Você precisa ser melhor – e não IGUAL! – do que aquela sua amiga que raramente toma uma iniciativa para estar com você. E como fazer isso? Quando ela não ligar, ao invés de também não ligar e, consequentemente, contribuir para que nada entre vocês aconteça, pegue a porra do telefone e faça um convite irrecusável! E se ela disser que o bar que você escolheu é longe, proponha um boteco bem próximo ao apê dela; ou diga que levará as cervejas até o quarto do qual ela diz não querer sair. Entende o ponto? Se o outro não se virar, vire-se. Alguém precisa quebrar a inércia, certo? E quando a sua amiga disser algo como “Vamos marcar de tomar umas na semana que vem?”, responda logo com alguma sugestão de plano concreta: “Ótimo! Que tal na quinta, às 20h00, naquele bar no qual a porção de provolone é deliciosa?”. E se ela disser “Na quinta eu não posso”, não desista e mande logo um “Então na terça? Ou prefere na sexta?”. E se ela continuar a negar e a dar desculpinhas esfarrapadas, você precisará ser corajosa e mandar a real, por mais ardida que a real possa parecer: “Eu quero encontrar com você, mas você nunca pode. Está mesmo a fim de me encontrar?”.

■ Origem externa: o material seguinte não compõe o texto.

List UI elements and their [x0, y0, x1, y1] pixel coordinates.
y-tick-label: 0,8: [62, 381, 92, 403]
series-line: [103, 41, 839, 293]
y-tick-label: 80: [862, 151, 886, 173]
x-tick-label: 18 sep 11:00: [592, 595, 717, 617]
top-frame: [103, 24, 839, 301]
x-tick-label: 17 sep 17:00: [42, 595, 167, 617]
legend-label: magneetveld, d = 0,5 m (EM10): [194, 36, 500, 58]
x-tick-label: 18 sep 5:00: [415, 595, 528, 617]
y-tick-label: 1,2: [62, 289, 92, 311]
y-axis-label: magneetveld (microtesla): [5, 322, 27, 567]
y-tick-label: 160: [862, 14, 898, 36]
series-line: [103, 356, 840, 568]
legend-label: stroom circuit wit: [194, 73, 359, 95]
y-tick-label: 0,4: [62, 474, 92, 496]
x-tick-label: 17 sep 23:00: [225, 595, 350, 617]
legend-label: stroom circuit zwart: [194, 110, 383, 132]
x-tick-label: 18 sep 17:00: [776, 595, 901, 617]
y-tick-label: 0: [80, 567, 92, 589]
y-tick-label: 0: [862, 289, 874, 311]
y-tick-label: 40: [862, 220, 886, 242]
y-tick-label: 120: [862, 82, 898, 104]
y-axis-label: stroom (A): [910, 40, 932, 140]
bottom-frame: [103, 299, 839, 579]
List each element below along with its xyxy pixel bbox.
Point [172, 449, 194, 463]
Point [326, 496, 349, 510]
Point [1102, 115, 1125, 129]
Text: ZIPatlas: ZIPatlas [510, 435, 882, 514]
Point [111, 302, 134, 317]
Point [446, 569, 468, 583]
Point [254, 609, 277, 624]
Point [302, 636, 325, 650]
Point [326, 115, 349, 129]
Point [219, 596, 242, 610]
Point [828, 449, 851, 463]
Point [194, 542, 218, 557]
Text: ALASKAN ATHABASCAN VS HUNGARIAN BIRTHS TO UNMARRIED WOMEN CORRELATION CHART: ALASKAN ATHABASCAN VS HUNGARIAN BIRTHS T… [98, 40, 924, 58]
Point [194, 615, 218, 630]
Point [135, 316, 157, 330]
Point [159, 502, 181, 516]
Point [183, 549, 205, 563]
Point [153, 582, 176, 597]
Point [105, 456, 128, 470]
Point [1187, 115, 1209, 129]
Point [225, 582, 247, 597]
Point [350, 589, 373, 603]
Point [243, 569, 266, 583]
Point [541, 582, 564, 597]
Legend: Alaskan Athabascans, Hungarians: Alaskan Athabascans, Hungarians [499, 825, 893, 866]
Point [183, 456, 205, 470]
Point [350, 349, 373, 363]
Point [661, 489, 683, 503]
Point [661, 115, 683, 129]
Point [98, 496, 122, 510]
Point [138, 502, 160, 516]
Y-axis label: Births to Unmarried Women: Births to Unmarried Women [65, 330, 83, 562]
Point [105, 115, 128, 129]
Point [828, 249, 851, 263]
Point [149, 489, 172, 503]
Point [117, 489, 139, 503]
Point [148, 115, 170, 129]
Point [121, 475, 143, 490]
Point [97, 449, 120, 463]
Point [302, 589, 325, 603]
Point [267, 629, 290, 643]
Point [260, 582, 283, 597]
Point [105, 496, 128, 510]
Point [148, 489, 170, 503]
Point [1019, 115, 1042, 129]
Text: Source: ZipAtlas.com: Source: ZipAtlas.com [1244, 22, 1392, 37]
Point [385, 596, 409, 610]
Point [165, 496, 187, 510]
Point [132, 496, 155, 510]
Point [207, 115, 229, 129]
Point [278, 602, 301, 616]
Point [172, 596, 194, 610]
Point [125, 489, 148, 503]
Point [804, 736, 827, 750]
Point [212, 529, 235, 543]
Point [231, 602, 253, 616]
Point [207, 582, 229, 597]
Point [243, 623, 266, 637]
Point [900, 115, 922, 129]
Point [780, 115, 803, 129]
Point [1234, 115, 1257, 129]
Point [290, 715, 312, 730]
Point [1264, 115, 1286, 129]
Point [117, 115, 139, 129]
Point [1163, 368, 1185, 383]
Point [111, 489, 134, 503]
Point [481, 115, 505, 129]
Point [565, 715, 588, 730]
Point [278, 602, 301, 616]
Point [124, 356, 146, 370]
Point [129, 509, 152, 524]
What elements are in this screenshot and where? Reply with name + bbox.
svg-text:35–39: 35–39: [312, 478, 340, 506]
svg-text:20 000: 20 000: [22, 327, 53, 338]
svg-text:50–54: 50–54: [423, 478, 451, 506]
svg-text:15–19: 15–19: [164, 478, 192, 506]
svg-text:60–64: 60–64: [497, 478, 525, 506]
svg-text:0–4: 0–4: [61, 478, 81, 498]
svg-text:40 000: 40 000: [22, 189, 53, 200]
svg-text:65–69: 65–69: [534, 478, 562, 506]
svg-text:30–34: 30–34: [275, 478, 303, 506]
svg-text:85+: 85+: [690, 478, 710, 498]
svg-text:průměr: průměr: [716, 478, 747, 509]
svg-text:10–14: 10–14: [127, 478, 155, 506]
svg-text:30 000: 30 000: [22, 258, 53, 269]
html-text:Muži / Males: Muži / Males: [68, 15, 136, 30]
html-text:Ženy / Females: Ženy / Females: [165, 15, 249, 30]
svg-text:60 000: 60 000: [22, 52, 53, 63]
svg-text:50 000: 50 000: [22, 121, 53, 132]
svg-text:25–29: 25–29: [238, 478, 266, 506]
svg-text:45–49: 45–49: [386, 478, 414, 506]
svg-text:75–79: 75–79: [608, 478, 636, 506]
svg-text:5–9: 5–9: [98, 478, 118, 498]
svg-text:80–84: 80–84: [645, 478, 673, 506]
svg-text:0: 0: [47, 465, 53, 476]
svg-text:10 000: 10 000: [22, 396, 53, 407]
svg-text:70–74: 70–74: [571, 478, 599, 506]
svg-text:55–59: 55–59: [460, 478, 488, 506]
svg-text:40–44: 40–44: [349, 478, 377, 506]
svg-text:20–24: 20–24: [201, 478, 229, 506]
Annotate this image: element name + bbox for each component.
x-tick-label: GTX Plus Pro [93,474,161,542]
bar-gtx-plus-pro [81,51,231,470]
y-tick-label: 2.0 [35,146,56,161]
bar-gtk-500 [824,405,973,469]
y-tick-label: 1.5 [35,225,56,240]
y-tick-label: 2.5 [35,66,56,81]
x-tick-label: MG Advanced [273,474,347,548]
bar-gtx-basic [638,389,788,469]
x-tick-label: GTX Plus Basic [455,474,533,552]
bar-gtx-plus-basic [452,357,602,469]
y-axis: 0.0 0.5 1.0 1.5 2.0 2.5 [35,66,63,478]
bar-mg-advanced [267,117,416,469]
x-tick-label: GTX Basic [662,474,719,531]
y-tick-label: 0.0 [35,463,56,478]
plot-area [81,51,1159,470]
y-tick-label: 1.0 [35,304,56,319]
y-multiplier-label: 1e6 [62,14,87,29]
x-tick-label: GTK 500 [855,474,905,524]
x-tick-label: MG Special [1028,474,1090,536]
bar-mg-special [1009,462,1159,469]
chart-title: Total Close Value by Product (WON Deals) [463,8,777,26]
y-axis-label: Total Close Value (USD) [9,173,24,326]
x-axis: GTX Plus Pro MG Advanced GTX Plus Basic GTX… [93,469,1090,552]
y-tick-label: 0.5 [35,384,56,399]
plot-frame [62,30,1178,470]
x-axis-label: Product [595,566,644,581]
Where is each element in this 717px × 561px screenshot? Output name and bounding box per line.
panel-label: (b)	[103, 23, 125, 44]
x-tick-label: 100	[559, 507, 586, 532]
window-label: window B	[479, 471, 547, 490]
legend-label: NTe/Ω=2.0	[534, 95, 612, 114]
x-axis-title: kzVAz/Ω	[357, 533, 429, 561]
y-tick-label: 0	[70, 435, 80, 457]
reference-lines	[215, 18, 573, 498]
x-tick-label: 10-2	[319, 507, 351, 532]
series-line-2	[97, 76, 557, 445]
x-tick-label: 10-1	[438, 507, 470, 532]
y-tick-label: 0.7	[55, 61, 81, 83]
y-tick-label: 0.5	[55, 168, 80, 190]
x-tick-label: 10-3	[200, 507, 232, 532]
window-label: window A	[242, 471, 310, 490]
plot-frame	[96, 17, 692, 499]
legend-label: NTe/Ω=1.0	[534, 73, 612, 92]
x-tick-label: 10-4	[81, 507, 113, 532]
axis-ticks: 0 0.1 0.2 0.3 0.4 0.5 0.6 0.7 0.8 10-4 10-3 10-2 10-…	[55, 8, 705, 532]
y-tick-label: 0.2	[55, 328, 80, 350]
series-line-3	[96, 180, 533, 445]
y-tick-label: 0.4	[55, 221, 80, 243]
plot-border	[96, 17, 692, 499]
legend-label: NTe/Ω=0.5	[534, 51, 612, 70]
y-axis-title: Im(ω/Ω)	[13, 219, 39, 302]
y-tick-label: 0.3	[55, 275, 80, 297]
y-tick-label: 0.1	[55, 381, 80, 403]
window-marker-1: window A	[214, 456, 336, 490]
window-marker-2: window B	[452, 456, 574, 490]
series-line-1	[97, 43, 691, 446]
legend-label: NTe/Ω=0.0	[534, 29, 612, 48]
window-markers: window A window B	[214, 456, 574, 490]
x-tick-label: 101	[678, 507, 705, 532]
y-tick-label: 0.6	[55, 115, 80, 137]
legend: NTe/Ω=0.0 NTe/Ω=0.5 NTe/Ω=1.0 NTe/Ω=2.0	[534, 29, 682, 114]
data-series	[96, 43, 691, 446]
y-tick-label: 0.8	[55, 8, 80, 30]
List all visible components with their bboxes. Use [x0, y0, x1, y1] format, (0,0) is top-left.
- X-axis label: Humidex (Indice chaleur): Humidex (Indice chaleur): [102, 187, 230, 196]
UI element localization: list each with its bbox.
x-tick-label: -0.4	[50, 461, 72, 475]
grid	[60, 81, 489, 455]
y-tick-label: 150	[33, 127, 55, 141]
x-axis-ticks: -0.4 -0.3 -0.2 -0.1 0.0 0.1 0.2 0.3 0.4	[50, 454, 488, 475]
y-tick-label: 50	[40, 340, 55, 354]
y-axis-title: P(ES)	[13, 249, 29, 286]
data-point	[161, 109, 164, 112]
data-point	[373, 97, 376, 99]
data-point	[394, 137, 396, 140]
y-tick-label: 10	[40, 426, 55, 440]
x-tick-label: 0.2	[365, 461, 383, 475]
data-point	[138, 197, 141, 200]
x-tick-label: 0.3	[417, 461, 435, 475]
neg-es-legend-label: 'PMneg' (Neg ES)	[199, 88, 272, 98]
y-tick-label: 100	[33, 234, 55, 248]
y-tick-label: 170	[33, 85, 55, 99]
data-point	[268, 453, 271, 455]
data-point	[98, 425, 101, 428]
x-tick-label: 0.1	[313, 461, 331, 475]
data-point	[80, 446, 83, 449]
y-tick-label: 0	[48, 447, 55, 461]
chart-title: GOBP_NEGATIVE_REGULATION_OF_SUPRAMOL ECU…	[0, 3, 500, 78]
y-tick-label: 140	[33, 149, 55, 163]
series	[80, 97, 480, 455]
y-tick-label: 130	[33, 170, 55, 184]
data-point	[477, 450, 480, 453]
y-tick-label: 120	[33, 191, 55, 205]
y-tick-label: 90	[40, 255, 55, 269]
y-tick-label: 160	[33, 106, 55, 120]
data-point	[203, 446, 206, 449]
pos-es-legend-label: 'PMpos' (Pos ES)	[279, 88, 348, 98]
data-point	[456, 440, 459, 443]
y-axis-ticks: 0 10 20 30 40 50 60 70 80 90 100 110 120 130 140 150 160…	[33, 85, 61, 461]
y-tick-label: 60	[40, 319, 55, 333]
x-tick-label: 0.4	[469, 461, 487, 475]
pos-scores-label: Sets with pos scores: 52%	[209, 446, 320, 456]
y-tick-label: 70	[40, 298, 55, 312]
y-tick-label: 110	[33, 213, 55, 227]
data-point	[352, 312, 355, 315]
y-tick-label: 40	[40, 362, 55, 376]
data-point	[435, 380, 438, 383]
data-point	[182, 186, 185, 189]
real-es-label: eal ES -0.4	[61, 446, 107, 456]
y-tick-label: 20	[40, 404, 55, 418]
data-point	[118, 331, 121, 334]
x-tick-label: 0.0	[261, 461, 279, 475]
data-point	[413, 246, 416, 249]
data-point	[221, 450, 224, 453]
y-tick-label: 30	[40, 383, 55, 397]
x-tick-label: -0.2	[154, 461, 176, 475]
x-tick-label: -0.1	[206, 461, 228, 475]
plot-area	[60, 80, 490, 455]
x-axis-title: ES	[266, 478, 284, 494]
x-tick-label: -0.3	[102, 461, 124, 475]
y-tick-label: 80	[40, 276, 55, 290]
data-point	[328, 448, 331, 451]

Não sei você, minha cara, mas minha principal meta para 2015 é reclamar menos da falta de iniciativa dos meus amigos e tomar mais iniciativas para que eles fiquem sem motivos para reclamar da ausência da minha presença física. Como eu farei isso? Responderei 100% dos “Vamos tomar umas?” com duas sugestões de dia, hora e local. Simples assim. E só aceitarei que recusem os meus convites em caso de Ebola, ménage com gêmeas suecas ou abdução.
Obs: o título deste texto foi inspirado na frase “Por uma vida com menos ‘estou com saudades’ e mais ‘desce que tô te esperando’”, escrita por um autor que eu, infelizmente, desconheço.